Talk of alignment always comes with a “we.” We want AI to give us equal outcomes, or unbiased speech, or true information. It’s deeply unclear that Altman and Sutskever represent any collective, democratic “we” in this sense. Yet it’s equally hard to see how exactly a democratic “we” can regulate this cultural behemoth to bring it into line. The balance between government and business hasn’t been working for decades anyway, though, and AI is benefitting from capital’s social dominance. Slurping up culture, science, and geopolitics was always the next step.
The problem with alignment is captured perfectly by what happened at OpenAI. It’s a pseudophilosophical concept that implies a perfect knowledge of human and social “values.” But in pragmatic terms, it’s a goal, not an idea. And that goal, even if it’s gift-wrapped in talk about safety driven by metaphysical delusions, is the commercialization of AI.
AI, if not its advocates, reflects a “we” back to us with great accuracy already. Those Google scientists might have had a different reaction to the misogyny of the algorithm. They might have said: wow, our collective language harbors misogyny! Let’s figure out what that means. Rather than moving to an ill-defined concept of “alignment,” maybe they — and we — should have realized that they had an unprecedented tool for understanding bias, culture, and language, in their hands. After all, a computer spitting out misogynistic sentences is only a problem if you are seeking to market it as a product.
Seen in this light, the alignment concept is a perfect illustration of ideology. Theodor W. Adorno thought of ideology as an actually false truth.
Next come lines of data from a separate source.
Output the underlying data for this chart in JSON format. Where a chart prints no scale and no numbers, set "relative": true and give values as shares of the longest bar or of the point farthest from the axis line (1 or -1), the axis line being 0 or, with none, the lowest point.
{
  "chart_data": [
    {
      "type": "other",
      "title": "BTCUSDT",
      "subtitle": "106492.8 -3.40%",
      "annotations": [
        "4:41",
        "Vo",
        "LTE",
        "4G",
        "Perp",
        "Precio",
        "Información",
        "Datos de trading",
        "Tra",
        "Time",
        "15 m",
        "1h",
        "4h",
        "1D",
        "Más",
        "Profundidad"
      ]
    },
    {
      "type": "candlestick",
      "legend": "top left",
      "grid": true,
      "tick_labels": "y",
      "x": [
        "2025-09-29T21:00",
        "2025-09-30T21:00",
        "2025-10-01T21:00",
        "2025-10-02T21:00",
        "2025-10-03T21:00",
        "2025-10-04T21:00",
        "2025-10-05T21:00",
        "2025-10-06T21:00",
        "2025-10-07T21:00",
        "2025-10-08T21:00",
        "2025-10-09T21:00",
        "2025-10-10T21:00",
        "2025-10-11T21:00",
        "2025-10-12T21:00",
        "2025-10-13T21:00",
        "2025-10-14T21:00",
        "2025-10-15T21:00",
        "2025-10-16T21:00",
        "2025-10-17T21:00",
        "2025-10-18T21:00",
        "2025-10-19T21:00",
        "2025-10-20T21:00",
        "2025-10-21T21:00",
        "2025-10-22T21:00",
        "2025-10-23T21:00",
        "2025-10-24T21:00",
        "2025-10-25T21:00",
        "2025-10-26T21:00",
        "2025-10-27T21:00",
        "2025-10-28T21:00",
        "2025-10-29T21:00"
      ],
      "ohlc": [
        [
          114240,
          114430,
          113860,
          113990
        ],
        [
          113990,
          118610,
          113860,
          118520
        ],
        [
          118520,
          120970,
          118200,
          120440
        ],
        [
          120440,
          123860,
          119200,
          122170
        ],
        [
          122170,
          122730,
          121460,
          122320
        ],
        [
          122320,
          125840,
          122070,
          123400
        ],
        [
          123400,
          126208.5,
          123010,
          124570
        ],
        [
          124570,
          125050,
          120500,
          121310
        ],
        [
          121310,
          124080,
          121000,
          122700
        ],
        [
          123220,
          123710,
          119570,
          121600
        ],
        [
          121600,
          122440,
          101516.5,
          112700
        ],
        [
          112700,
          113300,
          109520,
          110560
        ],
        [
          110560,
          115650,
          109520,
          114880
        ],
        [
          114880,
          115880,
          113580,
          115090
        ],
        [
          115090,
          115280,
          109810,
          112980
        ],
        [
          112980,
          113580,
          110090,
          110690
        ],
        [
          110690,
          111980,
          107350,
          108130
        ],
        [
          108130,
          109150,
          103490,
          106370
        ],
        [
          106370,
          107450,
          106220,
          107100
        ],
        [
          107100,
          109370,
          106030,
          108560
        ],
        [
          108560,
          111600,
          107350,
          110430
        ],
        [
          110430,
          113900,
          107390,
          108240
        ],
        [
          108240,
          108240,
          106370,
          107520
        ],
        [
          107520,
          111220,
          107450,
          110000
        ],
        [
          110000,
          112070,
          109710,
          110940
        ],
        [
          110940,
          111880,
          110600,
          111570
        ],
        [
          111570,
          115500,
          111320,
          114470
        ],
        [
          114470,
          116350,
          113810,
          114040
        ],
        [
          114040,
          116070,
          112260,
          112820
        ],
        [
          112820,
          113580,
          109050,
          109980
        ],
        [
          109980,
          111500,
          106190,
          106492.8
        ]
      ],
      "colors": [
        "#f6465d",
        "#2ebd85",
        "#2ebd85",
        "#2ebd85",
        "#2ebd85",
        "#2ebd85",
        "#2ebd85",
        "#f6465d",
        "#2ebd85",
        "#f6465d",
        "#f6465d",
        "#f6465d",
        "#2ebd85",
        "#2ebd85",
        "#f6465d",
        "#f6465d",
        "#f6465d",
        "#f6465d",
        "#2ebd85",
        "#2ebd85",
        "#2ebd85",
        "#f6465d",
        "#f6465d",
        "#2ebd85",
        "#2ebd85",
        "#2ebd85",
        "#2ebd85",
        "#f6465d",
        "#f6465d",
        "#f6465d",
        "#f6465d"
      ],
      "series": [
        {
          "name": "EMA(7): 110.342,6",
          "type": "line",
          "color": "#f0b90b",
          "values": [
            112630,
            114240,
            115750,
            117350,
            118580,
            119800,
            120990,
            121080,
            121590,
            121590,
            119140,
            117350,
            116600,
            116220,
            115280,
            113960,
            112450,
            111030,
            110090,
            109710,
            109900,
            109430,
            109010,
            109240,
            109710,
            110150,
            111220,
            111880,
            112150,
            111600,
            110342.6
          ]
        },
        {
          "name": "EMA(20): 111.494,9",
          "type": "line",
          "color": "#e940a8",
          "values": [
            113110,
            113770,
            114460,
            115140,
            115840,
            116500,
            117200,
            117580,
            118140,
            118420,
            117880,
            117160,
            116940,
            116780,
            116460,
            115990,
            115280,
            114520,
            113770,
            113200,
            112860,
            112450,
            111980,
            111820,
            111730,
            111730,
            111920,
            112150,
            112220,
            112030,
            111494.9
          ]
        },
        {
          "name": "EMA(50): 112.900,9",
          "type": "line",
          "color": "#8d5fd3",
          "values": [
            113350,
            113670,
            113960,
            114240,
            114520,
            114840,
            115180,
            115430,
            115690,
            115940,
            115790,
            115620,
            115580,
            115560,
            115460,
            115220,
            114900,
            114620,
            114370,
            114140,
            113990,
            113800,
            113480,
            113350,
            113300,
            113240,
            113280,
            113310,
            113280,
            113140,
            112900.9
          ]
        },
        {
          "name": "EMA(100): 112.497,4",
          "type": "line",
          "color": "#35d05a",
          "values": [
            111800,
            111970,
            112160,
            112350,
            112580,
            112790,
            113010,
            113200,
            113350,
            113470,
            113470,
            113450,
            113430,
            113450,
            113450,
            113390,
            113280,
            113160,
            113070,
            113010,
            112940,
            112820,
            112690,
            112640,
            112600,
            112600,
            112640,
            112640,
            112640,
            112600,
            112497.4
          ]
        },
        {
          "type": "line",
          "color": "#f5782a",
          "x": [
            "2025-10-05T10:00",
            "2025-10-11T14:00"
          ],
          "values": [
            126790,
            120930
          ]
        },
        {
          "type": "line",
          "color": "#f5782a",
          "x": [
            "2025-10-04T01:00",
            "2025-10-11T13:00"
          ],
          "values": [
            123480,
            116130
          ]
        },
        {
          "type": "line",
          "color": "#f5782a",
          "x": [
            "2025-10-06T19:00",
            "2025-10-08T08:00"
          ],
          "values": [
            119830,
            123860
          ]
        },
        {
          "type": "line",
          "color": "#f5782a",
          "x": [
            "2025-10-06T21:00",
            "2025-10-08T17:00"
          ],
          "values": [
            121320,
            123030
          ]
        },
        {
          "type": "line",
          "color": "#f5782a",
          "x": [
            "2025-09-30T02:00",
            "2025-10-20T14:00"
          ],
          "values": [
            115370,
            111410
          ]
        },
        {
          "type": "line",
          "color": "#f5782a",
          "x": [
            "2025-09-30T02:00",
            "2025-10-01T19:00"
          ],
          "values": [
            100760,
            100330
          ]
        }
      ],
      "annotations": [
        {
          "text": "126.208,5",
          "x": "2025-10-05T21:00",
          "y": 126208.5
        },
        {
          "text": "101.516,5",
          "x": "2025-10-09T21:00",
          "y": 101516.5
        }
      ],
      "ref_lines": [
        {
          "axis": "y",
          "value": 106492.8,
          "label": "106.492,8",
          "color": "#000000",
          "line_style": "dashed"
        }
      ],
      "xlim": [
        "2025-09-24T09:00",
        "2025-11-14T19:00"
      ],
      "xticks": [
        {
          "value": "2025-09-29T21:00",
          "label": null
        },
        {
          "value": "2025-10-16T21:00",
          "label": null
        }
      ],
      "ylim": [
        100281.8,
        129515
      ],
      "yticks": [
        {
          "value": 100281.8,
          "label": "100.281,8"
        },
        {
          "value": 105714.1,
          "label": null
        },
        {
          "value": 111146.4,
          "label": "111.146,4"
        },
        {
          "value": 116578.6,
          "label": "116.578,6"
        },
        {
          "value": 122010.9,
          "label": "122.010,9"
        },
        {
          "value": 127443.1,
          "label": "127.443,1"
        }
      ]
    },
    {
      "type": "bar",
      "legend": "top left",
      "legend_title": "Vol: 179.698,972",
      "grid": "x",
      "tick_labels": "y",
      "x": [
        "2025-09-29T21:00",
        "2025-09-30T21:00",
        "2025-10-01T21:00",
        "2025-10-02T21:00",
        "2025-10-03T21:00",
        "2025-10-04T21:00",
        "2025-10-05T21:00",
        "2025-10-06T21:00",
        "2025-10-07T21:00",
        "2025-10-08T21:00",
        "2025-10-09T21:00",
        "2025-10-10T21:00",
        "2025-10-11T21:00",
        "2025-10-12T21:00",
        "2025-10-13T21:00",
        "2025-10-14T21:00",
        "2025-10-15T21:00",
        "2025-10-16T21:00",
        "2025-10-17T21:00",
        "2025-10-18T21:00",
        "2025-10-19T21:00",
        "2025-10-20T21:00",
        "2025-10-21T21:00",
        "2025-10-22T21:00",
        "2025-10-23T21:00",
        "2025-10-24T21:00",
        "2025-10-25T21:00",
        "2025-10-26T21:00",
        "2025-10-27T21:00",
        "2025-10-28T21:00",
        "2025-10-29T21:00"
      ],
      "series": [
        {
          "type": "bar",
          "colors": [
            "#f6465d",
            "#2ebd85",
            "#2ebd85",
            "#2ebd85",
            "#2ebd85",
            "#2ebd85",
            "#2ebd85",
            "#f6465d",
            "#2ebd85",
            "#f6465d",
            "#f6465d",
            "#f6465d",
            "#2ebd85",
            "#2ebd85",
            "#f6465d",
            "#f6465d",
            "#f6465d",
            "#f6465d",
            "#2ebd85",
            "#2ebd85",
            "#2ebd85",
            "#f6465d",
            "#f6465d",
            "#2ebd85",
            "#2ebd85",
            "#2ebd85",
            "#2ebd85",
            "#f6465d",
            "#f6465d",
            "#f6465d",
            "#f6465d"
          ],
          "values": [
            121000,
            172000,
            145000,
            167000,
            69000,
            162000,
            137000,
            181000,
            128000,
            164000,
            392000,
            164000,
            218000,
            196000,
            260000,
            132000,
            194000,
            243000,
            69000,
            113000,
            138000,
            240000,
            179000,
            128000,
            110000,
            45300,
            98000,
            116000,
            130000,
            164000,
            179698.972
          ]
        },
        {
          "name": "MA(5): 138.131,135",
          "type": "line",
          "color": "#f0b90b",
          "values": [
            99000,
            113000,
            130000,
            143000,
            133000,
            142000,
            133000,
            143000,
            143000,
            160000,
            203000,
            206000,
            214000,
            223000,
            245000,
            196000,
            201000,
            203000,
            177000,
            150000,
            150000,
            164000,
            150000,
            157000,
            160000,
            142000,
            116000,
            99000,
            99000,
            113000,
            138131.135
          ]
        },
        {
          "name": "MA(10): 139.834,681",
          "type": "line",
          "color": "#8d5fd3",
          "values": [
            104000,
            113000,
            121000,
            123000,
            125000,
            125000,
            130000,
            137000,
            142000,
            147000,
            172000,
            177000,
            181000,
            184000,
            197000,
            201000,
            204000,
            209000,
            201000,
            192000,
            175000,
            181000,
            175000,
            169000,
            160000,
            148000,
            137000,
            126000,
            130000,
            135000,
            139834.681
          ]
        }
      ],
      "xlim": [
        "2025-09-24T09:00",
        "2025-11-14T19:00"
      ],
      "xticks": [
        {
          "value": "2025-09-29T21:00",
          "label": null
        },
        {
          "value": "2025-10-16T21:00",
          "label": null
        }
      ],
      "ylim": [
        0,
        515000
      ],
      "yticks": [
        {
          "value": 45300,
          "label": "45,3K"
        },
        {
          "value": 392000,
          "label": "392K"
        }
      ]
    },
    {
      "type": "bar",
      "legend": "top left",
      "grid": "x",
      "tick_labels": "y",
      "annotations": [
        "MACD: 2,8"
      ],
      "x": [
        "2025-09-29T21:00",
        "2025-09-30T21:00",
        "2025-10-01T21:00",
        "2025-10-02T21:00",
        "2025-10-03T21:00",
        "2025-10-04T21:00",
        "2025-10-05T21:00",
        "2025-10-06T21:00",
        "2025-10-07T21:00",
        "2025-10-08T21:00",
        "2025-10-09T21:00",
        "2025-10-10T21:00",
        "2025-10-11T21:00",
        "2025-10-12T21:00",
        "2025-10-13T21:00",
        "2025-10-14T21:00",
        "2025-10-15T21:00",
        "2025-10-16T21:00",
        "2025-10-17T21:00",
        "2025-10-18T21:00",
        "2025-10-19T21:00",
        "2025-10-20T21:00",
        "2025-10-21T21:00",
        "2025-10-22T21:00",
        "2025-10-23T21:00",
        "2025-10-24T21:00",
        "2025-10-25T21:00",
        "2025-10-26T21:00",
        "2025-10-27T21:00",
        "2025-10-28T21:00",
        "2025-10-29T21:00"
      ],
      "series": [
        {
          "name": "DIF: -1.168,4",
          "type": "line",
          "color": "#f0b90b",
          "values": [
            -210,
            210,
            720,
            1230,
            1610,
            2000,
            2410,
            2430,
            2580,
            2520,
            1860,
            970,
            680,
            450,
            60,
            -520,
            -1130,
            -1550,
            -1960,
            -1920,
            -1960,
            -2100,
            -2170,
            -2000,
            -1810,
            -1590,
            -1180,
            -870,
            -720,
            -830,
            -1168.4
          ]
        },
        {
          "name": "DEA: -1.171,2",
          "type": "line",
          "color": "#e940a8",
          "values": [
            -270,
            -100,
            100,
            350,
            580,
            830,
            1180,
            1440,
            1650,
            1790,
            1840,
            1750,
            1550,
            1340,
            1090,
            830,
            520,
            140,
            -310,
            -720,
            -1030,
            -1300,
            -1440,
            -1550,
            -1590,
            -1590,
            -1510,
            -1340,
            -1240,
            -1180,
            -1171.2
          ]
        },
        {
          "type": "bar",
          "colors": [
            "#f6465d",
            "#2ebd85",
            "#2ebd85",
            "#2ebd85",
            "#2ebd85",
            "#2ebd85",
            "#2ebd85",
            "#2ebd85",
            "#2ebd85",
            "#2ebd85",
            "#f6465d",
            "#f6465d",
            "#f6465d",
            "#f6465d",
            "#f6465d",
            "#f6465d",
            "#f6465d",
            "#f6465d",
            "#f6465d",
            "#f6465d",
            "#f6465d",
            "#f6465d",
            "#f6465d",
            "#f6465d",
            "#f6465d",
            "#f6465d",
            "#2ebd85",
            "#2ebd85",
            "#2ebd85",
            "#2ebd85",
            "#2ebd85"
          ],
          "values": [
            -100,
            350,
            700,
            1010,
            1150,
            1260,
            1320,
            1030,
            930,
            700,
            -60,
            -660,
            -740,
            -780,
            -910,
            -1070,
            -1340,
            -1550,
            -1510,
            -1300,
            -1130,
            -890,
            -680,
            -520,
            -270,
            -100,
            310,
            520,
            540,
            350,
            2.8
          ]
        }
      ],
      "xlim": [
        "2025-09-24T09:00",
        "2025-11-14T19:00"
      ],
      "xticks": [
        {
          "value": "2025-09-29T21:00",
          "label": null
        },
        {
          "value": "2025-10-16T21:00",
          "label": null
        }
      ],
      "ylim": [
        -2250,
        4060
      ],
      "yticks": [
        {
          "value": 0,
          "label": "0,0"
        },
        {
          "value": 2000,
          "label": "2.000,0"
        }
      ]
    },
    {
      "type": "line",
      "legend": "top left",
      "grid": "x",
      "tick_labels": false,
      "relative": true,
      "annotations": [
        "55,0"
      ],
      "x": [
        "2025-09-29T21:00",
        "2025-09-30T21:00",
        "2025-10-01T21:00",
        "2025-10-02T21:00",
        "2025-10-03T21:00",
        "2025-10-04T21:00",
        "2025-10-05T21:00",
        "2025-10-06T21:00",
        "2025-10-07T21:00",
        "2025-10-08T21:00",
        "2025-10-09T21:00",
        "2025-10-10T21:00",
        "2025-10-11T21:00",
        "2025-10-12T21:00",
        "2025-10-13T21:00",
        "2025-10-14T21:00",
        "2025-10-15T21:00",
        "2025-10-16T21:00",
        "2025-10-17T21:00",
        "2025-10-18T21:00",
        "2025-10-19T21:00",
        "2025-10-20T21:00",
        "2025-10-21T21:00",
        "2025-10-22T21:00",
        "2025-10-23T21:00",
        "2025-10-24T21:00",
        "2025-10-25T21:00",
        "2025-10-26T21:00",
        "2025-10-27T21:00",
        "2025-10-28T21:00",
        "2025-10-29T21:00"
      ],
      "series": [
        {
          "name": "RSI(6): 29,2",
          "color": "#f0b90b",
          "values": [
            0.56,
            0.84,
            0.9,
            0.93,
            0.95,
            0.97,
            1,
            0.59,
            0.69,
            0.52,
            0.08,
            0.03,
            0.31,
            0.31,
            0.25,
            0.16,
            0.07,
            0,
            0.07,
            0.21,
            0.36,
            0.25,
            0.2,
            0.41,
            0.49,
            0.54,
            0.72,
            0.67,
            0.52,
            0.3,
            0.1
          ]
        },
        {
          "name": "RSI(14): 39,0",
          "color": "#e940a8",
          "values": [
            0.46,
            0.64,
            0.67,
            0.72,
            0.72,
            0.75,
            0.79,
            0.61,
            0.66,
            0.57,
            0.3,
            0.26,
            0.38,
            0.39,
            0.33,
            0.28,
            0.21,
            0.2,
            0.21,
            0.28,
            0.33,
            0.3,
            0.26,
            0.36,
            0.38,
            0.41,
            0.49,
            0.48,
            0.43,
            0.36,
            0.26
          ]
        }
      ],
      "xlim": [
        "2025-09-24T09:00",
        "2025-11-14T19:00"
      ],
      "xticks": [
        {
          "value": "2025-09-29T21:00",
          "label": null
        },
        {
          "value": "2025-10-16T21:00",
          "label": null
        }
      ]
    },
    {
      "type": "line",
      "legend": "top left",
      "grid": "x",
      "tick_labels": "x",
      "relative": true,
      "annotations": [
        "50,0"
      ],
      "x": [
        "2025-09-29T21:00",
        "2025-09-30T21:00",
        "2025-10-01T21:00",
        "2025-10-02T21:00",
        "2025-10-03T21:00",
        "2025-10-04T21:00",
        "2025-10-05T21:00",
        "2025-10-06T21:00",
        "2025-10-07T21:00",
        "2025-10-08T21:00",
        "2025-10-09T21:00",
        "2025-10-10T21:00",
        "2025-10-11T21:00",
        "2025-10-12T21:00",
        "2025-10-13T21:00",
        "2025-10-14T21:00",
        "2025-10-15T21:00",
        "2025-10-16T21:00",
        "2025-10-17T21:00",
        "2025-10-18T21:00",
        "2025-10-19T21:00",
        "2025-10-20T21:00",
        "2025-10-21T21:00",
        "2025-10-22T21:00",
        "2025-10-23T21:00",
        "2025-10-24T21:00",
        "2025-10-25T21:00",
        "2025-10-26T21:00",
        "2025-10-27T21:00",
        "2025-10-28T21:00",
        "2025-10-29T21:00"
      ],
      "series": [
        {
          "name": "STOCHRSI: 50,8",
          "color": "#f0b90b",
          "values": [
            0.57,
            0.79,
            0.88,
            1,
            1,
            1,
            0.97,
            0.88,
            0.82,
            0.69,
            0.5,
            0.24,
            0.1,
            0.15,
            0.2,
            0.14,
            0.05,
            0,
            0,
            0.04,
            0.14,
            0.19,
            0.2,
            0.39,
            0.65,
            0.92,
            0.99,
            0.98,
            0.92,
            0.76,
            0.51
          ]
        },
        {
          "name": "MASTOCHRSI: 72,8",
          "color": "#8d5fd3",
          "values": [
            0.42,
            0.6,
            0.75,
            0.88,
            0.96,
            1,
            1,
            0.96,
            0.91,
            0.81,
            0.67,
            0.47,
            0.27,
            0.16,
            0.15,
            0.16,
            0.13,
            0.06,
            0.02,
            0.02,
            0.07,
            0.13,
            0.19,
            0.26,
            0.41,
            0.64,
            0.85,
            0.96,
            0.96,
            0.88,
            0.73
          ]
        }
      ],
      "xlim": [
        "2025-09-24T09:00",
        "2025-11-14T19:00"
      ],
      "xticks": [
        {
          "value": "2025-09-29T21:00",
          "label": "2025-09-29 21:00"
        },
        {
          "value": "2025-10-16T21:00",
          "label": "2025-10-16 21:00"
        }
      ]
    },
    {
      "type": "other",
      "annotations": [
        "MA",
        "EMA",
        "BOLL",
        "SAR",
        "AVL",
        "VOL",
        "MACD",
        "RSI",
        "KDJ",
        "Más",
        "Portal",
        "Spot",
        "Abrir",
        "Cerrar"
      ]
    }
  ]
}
That’s the kind of thing that alignment is: it’s true that AI can be and even is aligned with us, because of the way it’s trained. The very goal of giving AI a set of norms that somehow match ours is false, not just incorrect but also wrong. The “we” of AI is this contradiction and the world we have to live in as the result of it, not some utopian — or doomer — articulation of “values.”
The rational thing would be to take these bots offline and use them to study our prejudices, the makeup of our ideologies, and the way language works and interacts with computation. Don’t hold your breath.